In retrospect, it isn’t surprising that I wound up writing a book about the history of China’s ties to capitalism. I first became interested in China through trade. I graduated from college in 2002, the same year China acceded to the World Trade Organization, and after deciding, for many reasons, I wasn’t fated for a career in investment banking, I decided to move to China for a firsthand look at how increasing trade would affect daily life. I taught English in Wuhan and Beijing, traveled around the country, and met people from all walks of life. Along the way, I became interested in China in a much fuller sense. In the two decades since, I have lived in China as a teacher, a student, a researcher, and a diplomat. No two experiences have been the same, but all have allowed me to witness the scope and pace of change in China since my first visit. I became a historian because I wanted to understand these changes and to see contemporary events in a broader perspective. Market Maoists is my effort to help others do that.
I would want a browser to start with page 12, the first page of chapter 1, which tells the story of how the CCP built its first international trade network. That project began well before the founding of the People’s Republic of China in 1949. The chapter opens in Hong Kong, where four underground CCP members, all wearing vests stuffed with smuggled gold, are heading to the basement vault of the British Hongkong and Shanghai Banking Corporation (HSBC) building. The four men are part of a clandestine trade mission designed to link the Communist-controlled areas in Northeast China to overseas markets through the British colony of Hong Kong. I hope this chapter is as much fun to read as it was to write. I spent hours in the archives tracking down details that would help readers step into the moment—the weight of the door, the layout of the bank, the interior décor. I want readers to feel the intrigue of the scene because so much of the CCP’s early trade was tied to intelligence, smuggling, and other clandestine activities.
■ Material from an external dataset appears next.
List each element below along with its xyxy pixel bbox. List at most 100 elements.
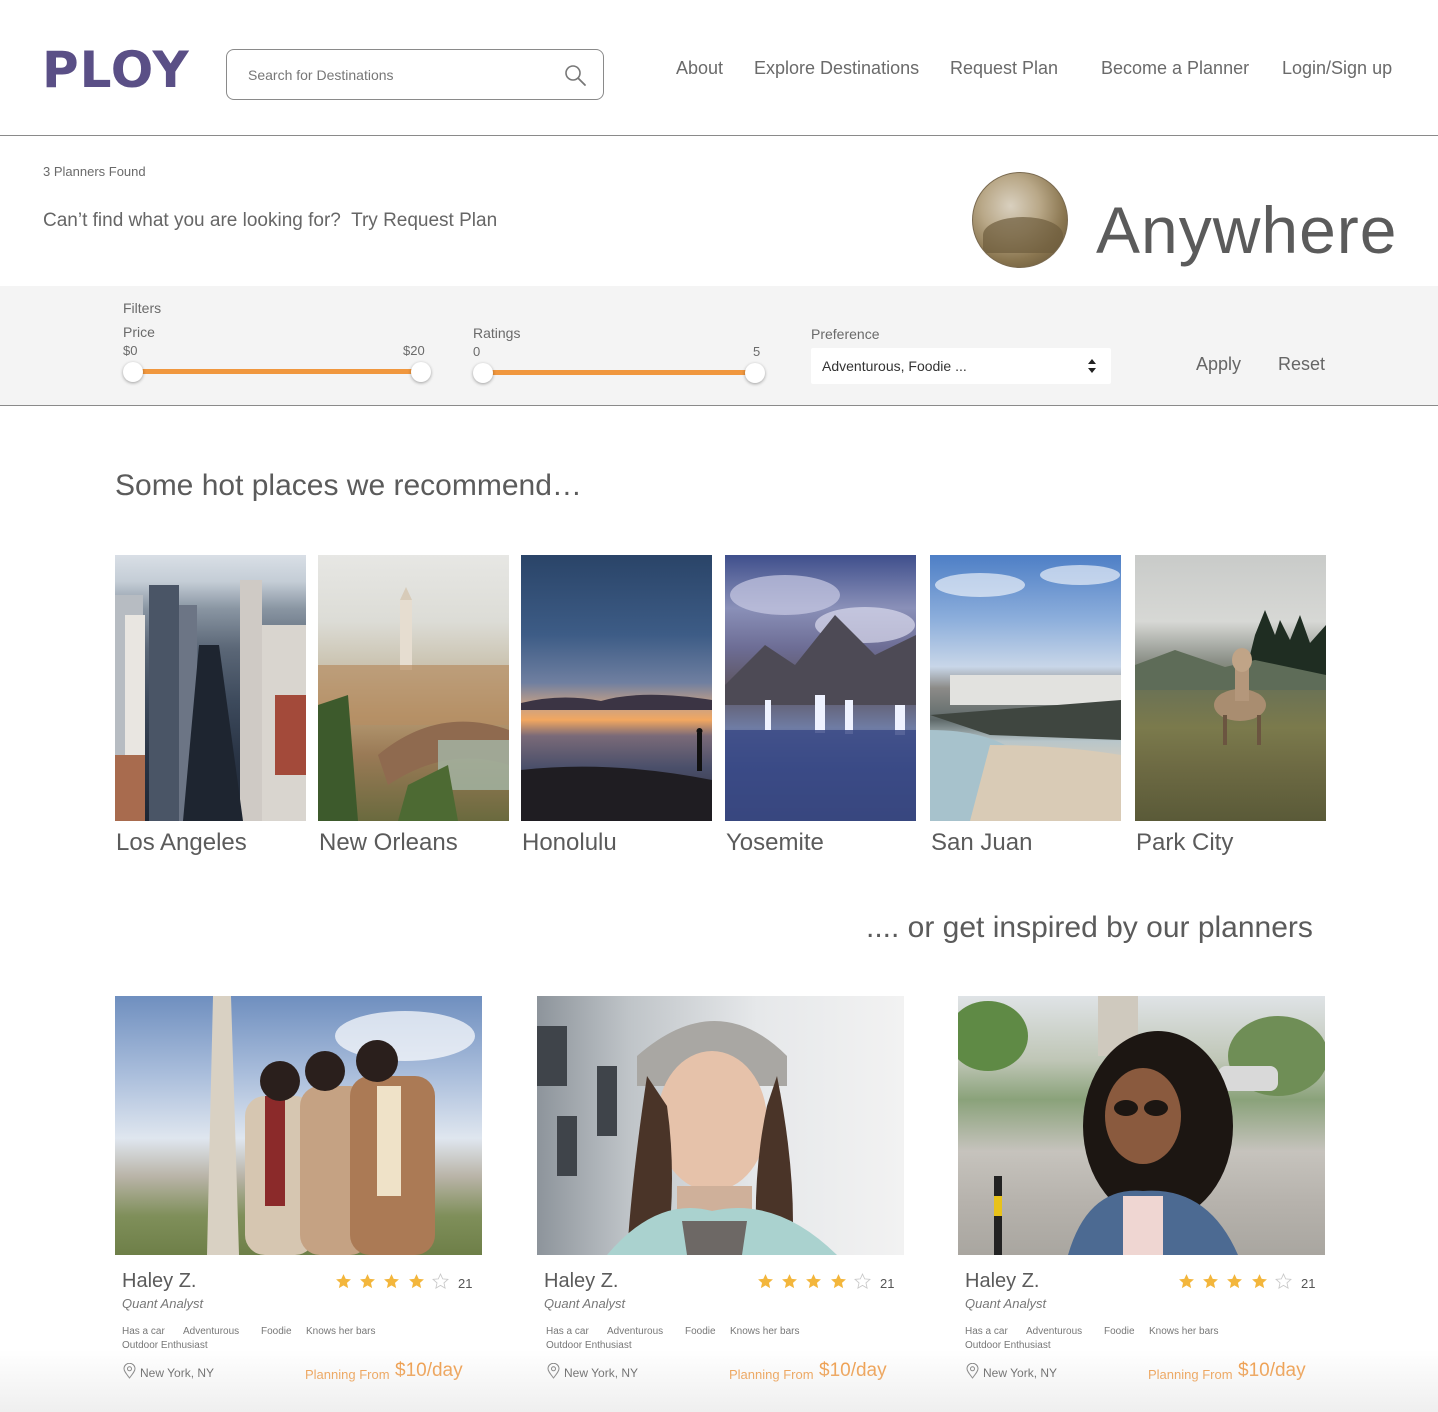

I hope the book can help a wide range of readers develop a deeper, more nuanced understanding of how legacies of the past continue to shape the way the Chinese Communist Party sees the world today. I wrote the book to be accessible to non-specialists, including busy policymakers, partly because I worry about the flattening of the public conversation about China in the United States and elsewhere. Diminished contact between China and the rest of the world explains some of this trend. Covid eliminated many of the personal connections that have long been critical to understanding China and Chinese foreign policy. Rising tension between China and the United States hasn’t helped.
Reading this book is no substitute for meaningful exchanges, but it can add depth to the debate about China’s changing place in the world. This is a worthwhile pursuit given the stakes involved for all of us, whether we are China specialists or not.